The chain rule is a fundamental principle in calculus that allows us to find the derivative of a composite function. When dealing with functions embedded within other functions, the chain rule comes in handy. It means you take the derivative of the outer function and multiply it by the derivative of the inner function.

Here’s how it works: Suppose you have a function where one function is inside another, like \( y = f(g(x)) \). The derivative of \( y \) with respect to \( x \) is expressed as \( \frac{dy}{dx} = f'(g(x)) \cdot g'(x) \). This expression helps us to find how much \( y \) changes when \( x \) changes.

In the given exercise, we applied the chain rule to find the derivative of \( y = f\left(\frac{2x+3}{3-2x}\right) \). By first finding the derivative of the inside function \( \frac{2x+3}{3-2x} \) as \( \frac{du}{dx} \), then multiplying it by the derivative of the outside function \( f'(u) \), we effectively used the chain rule to solve the problem.

• The inside function \( u = \frac{2x+3}{3-2x} \) had its derivative calculated using the quotient rule.
• The outer function \( f'(u) = \sin(\log u) \) determined the overall change in \( y \) for a small change in \( u \).
• Overall, \( \frac{dy}{dx} = f'(u) \cdot \frac{du}{dx} \) was the application of the chain rule.
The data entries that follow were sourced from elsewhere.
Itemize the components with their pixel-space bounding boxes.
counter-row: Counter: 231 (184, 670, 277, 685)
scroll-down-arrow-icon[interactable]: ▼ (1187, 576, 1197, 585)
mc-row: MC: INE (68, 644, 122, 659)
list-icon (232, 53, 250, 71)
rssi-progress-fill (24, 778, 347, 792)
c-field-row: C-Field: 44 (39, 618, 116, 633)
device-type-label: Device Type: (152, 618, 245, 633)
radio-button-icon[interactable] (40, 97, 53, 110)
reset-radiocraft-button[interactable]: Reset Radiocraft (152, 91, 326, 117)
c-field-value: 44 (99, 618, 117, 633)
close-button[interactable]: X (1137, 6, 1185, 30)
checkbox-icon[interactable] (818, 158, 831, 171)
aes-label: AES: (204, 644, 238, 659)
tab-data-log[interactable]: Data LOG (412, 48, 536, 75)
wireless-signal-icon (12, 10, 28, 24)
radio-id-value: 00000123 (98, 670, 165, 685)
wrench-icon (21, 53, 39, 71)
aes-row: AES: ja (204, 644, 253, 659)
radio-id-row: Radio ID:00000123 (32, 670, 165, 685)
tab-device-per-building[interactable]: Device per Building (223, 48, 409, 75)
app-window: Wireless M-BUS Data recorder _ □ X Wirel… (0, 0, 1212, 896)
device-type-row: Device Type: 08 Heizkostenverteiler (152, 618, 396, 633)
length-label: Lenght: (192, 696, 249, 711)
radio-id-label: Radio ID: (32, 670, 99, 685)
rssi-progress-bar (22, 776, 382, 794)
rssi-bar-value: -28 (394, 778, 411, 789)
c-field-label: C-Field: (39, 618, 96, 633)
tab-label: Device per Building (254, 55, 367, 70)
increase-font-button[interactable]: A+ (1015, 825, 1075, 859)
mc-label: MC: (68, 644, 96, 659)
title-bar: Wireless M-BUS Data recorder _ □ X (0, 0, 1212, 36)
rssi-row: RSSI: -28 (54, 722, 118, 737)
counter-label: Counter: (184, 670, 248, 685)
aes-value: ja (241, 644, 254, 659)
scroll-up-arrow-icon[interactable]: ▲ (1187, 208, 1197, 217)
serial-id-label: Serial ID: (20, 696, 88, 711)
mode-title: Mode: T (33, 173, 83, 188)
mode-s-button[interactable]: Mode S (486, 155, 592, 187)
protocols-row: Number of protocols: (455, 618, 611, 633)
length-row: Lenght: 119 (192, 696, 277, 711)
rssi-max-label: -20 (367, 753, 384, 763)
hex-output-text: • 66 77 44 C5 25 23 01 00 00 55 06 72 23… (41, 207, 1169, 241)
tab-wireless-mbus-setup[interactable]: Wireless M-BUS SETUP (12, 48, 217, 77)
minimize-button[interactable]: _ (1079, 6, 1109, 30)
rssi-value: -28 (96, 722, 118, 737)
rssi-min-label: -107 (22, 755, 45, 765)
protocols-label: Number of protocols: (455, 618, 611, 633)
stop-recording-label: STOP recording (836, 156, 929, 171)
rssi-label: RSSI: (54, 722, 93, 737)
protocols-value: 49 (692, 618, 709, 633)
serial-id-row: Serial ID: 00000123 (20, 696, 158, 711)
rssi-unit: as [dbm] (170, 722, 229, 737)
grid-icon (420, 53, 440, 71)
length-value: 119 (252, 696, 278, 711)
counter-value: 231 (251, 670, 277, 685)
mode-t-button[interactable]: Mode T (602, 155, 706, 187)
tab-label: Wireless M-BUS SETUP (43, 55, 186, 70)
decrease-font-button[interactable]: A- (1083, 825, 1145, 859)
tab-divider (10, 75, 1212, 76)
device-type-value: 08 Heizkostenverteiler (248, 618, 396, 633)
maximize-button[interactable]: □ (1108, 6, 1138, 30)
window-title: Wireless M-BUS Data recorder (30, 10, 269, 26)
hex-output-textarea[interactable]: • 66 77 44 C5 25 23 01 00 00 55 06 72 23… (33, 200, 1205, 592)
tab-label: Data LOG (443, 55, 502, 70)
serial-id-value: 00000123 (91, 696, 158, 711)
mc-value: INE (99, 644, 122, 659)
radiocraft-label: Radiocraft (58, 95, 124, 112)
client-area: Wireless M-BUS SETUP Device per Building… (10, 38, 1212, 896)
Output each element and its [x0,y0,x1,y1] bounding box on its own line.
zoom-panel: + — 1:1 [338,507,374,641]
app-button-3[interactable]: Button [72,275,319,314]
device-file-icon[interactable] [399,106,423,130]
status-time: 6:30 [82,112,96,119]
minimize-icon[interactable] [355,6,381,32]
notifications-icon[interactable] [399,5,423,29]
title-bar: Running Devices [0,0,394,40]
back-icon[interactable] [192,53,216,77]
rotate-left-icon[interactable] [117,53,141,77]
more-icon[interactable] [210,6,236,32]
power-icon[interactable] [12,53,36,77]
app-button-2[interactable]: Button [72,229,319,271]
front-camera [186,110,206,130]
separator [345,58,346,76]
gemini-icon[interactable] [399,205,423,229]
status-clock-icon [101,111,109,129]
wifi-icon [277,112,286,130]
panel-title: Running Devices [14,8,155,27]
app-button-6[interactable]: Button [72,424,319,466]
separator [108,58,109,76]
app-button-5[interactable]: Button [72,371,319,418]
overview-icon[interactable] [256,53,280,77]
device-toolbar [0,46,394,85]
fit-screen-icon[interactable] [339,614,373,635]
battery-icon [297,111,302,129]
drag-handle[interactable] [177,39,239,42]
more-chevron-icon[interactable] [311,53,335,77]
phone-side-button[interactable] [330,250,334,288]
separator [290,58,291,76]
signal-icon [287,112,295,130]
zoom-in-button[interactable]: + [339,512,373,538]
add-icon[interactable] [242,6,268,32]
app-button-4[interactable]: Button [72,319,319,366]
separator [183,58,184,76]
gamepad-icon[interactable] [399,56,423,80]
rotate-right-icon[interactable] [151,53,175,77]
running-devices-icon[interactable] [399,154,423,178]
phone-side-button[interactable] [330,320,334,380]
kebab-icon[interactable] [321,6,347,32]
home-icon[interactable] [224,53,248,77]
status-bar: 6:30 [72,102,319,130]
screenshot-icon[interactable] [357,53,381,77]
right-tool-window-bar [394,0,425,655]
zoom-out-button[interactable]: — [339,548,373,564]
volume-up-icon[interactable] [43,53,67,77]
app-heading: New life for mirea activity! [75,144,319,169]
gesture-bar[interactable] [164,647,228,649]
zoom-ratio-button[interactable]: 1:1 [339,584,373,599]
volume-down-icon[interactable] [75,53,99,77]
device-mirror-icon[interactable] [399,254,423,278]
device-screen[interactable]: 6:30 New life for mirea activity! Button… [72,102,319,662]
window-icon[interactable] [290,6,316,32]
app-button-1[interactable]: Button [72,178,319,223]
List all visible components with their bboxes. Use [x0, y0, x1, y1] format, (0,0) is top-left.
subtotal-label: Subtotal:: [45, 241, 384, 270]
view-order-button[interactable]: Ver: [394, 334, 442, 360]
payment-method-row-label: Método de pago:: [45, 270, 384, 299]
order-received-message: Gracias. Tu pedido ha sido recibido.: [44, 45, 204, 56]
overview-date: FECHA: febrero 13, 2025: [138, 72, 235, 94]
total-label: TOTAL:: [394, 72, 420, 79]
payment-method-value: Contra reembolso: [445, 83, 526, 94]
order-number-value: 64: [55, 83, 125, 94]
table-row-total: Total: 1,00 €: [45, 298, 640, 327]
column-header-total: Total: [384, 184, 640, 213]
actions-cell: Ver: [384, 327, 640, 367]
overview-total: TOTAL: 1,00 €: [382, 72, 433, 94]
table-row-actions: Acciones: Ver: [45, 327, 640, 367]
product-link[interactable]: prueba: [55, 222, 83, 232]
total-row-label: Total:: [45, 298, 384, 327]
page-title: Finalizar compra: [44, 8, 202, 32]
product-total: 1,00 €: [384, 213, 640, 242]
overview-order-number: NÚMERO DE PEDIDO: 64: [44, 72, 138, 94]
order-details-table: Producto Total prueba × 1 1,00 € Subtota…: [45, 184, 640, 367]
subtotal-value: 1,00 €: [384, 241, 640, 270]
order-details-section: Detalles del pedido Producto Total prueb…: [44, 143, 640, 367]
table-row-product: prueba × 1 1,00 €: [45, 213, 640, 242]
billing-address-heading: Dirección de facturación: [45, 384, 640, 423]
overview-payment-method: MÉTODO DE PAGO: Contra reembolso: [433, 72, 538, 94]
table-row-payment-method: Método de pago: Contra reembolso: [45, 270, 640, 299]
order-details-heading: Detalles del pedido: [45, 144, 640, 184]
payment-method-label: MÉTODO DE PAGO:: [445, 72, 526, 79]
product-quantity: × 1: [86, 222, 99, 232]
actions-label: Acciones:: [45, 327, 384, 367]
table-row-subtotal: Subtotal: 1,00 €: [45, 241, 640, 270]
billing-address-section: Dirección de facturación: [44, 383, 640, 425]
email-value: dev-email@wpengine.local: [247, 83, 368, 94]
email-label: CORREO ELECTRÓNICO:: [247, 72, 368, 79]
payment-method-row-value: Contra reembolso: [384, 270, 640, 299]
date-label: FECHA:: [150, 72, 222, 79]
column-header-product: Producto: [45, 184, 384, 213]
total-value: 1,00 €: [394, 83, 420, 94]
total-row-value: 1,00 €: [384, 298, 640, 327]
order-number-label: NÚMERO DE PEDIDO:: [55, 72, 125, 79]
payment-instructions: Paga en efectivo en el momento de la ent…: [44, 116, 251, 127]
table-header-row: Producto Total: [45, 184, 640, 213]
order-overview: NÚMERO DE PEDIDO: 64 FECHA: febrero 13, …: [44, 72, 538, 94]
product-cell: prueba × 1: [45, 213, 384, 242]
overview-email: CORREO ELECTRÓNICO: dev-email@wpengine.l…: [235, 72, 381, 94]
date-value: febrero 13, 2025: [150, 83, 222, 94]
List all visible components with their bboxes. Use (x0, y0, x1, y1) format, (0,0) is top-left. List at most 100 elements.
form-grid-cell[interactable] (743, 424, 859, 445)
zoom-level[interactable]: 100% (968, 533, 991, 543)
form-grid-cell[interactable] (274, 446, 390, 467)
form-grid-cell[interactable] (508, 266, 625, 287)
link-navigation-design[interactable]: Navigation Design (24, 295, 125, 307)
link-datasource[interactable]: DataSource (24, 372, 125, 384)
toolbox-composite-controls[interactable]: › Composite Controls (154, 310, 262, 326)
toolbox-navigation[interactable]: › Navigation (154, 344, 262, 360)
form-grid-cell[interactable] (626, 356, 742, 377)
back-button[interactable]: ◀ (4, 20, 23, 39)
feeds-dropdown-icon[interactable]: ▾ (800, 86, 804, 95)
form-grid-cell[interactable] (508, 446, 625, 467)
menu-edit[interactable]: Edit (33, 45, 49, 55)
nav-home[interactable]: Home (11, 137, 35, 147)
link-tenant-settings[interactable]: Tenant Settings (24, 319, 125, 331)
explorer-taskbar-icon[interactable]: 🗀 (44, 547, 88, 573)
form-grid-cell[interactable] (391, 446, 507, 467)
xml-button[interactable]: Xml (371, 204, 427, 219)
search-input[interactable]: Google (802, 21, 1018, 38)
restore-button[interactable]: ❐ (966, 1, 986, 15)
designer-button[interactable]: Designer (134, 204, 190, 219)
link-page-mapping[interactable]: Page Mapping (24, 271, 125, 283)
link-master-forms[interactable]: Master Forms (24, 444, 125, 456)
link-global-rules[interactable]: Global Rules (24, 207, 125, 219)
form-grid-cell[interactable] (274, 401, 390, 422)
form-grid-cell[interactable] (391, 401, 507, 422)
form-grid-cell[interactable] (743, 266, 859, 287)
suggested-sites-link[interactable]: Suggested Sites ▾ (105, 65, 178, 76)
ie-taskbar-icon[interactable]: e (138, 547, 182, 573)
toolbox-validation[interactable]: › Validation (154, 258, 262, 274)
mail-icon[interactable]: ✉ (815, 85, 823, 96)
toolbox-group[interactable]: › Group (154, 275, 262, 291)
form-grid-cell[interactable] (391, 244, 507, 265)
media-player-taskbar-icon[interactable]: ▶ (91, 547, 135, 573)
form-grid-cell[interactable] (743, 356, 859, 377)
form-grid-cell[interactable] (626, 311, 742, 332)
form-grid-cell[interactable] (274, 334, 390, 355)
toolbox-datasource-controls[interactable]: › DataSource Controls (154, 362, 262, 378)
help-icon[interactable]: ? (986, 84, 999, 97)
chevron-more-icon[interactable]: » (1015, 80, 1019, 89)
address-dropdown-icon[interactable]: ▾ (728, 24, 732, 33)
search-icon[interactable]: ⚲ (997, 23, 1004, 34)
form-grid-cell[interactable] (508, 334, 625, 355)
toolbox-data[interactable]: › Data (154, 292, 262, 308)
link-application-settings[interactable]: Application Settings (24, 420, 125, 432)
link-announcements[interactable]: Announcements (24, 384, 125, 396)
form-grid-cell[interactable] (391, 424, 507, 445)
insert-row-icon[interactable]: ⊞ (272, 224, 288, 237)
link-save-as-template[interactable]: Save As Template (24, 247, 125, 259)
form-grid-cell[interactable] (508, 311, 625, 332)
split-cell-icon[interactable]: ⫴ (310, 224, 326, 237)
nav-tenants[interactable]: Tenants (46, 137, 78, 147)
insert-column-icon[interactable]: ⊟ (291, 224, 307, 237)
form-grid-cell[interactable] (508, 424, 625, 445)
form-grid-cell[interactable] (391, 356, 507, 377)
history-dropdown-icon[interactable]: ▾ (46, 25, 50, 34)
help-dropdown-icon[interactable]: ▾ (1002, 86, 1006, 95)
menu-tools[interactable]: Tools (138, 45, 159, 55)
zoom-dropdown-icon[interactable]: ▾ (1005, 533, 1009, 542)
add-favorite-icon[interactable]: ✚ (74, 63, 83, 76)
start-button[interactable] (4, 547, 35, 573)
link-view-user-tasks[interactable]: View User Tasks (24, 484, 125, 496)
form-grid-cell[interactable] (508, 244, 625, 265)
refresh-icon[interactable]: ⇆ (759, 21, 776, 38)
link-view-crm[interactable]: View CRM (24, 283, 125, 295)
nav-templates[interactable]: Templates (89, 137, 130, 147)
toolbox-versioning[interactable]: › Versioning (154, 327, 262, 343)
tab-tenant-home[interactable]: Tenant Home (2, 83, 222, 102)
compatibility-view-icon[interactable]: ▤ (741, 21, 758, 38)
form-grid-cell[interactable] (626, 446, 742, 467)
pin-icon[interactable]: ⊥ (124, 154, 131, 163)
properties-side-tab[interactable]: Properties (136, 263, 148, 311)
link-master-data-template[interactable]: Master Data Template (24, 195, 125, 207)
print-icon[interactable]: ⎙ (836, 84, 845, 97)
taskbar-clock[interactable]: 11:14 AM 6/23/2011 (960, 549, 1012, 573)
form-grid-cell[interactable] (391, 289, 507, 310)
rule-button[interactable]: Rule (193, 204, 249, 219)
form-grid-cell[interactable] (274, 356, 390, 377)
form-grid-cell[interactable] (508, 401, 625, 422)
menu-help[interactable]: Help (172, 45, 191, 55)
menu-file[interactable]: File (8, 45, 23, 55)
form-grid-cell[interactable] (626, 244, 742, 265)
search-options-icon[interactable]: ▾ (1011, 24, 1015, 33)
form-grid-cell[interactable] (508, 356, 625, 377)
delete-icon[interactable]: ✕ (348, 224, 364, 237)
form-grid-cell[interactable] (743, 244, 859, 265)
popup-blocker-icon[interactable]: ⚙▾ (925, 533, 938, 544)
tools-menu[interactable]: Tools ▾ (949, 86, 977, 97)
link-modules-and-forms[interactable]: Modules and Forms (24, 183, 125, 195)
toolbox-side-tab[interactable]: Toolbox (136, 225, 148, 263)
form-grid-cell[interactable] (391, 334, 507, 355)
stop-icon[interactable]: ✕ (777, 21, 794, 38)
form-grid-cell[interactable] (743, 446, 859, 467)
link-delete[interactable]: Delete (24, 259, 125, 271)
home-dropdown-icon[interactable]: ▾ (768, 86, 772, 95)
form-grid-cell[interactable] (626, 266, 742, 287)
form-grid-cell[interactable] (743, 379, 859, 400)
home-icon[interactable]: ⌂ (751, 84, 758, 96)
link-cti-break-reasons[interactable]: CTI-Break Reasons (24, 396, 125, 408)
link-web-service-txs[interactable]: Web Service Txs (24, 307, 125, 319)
The quotient rule is an essential technique in calculus for finding the derivative of a quotient of two functions. This rule is extremely useful when both the numerator and the denominator are functions of the variable, like the function given in our example: \( u = \frac{2x+3}{3-2x} \).

The quotient rule states: If \( u = \frac{g(x)}{h(x)} \), then the derivative \( \frac{du}{dx} \) is given by:\[ \frac{du}{dx} = \frac{g'(x)h(x) - g(x)h'(x)}{(h(x))^2} \]To apply the quotient rule effectively, just remember:

• Differentiate the top function, the numerator \( g(x) \), to get \( g'(x) \).
• Differentiate the bottom function, the denominator \( h(x) \), to get \( h'(x) \).
• Plug these into the formula, ensuring you subtract \( g(x) \) times \( h'(x) \) from \( g'(x)h(x) \).
• Divide everything by the square of the denominator \( (h(x))^2 \).

Our exercise used this rule perfectly. We identified \( g(x) = 2x + 3 \) and \( h(x) = 3 - 2x \):

• \( g'(x) = 2 \)
• \( h'(x) = -2 \)

Then, we plugged these into the formula to find \( \frac{du}{dx} = \frac{12}{(3 - 2x)^2} \). This calculated derivative allowed us to apply the chain rule for solving the original problem.

Trigonometric functions such as \( \sin \), \( \cos \), and \( \log \) often feature prominently in calculus, especially in composite functions. Whenever they are involved, understanding their properties and derivatives is crucial to solving calculus problems efficiently.

In this exercise, the function \( y = f\left(\frac{2x+3}{3-2x}\right) \) involved the derivative of a trigonometric and logarithmic composite function, \( f'(x) = \sin(\log x) \). Here's a brief overview:

• The sine function \( \sin(x) \) and its derivative is \( \cos(x) \). Derivatives of trigonometric functions follow specific rules and can require additional techniques like the chain rule.
• The logarithm function \( \log(x) \) is a component of our trigonometric function here. Knowing that the derivative of \( \log(x) \) is \( \frac{1}{x} \) helps in understanding how \( \sin(\log x) \) behaves.
• Combining these functions complicates derivatives but also showcases the power and necessity of rules like the chain and quotient rules to solve such problems.

In our step-by-step solution, we saw that after calculating \( \frac{du}{dx} \) with the quotient rule, the solution required substituting \( u = \frac{2x+3}{3-2x} \) back to get \( \sin(\log(\frac{2x+3}{3-2x})) \) in the derivative formula. This effectively utilized trigonometric and logarithmic properties to get the correct derivative \( \frac{dy}{dx} = \frac{12}{(3-2x)^2} \sin(\log(\frac{2x+3}{3-2x})) \).